Send request from the backend to http://htmlsnapshot.appspot.com?url=http://example.com#!tab=TabA&subtab=SubTab3 (url param should be URLEncoded)
Render the returned HTML Snapshot to the frontend.
Google Indexes the content and we rejoice!
I don't have any experience with Google App Engine or Java or HTMLUnit.
I might be able to figure it out... and will post my results if I do.
Otherwise I feel this is a VERY good opportunity for someone to write a kick-ass blog post that outlines a novices step-by-step guide to setting up a web service like this.
This will introduce more people to the excellent (and free!) Google App Engine. Also it will undoubtably encourage more people to adopt Google's specs for crawlable AJAX content... something we can all benefit from!
As Google's specification gains more acceptance the "hurdle" of setting up a Headless Browser is going to send many devs Googling for answers! Get in now with an answer for fame and glory! (edit: at the very least I will sing your praises).
Hit me up on twitter #_chrisjacob if you would like to discuss solutions.

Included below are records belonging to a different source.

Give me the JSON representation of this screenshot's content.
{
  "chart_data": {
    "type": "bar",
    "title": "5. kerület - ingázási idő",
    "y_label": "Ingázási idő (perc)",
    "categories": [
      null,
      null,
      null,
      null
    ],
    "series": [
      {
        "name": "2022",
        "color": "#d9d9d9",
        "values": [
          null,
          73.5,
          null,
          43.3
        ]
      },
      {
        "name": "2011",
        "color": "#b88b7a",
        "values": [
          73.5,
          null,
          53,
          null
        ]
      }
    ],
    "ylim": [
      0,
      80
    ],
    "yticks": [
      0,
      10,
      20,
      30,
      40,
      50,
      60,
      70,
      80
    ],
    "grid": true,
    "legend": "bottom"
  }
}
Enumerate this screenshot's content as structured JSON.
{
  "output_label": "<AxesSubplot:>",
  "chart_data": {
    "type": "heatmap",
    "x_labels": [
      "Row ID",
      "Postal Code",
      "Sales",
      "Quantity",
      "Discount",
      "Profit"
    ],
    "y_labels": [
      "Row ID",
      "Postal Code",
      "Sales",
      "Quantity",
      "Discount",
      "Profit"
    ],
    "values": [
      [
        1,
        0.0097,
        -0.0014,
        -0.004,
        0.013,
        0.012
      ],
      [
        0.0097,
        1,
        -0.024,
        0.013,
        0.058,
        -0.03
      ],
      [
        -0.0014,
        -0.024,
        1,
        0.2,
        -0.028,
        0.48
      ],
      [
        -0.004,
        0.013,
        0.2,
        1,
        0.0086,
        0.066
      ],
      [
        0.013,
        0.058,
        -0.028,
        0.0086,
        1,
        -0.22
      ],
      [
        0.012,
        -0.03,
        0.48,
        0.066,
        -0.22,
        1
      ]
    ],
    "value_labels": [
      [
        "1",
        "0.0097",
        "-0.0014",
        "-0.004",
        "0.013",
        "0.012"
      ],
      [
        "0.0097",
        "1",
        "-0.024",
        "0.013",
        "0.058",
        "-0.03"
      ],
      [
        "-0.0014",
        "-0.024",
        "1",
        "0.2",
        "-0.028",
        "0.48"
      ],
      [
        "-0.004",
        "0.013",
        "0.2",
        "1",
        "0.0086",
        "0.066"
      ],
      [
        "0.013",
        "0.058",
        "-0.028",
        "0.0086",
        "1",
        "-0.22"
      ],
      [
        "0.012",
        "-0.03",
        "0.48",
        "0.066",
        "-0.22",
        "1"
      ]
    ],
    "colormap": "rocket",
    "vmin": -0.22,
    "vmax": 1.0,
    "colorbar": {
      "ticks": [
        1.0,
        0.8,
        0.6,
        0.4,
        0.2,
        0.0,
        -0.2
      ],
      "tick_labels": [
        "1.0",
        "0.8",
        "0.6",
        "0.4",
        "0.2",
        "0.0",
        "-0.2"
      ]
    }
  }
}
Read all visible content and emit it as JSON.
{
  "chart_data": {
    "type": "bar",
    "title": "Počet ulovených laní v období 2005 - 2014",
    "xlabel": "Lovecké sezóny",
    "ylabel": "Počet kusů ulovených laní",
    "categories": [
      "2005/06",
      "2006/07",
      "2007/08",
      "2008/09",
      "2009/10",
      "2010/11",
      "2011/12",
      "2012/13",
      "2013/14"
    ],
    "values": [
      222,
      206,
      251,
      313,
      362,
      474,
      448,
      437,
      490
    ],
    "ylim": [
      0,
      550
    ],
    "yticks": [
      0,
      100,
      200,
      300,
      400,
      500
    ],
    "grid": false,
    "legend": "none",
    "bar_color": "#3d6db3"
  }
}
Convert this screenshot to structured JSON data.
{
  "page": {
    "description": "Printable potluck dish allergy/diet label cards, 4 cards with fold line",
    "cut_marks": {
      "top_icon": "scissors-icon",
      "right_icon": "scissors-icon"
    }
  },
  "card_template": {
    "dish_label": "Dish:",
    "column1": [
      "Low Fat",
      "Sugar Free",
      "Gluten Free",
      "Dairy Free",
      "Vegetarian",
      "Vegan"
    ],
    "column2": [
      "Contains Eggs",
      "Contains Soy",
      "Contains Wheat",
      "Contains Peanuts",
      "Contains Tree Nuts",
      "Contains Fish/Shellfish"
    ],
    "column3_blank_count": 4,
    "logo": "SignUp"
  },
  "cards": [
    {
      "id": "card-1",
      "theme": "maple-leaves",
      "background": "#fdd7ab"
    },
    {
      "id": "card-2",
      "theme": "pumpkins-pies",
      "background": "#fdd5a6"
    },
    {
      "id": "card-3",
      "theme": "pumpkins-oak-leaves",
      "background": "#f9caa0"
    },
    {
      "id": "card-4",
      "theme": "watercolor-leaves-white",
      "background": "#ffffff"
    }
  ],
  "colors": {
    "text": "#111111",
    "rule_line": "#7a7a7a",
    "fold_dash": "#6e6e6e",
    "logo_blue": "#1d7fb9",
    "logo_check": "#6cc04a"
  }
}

I have successfully used HTMLunit on AppEngine. My GWT code to do this is available in the gwt-platform project the results I got were similar to that of the HTMLunit-AppEngine test application by Amit Manjhi.
It should be relatively easy to use GWTP current HTMLunit support to do exactly what you describe, although you could likely do it in a simpler app. One problem I see is that AppEngine requests have a 30 second timeout, so you can't have a page that takes HTMLunit longer than that to process.
UPDATE:
It's been a while, but I finally closed the long standing issue about making GWT applications crawlable using GWTP. The documentation is not entirely there, but check out the issue:
http://code.google.com/p/gwt-platform/issues/detail?id=1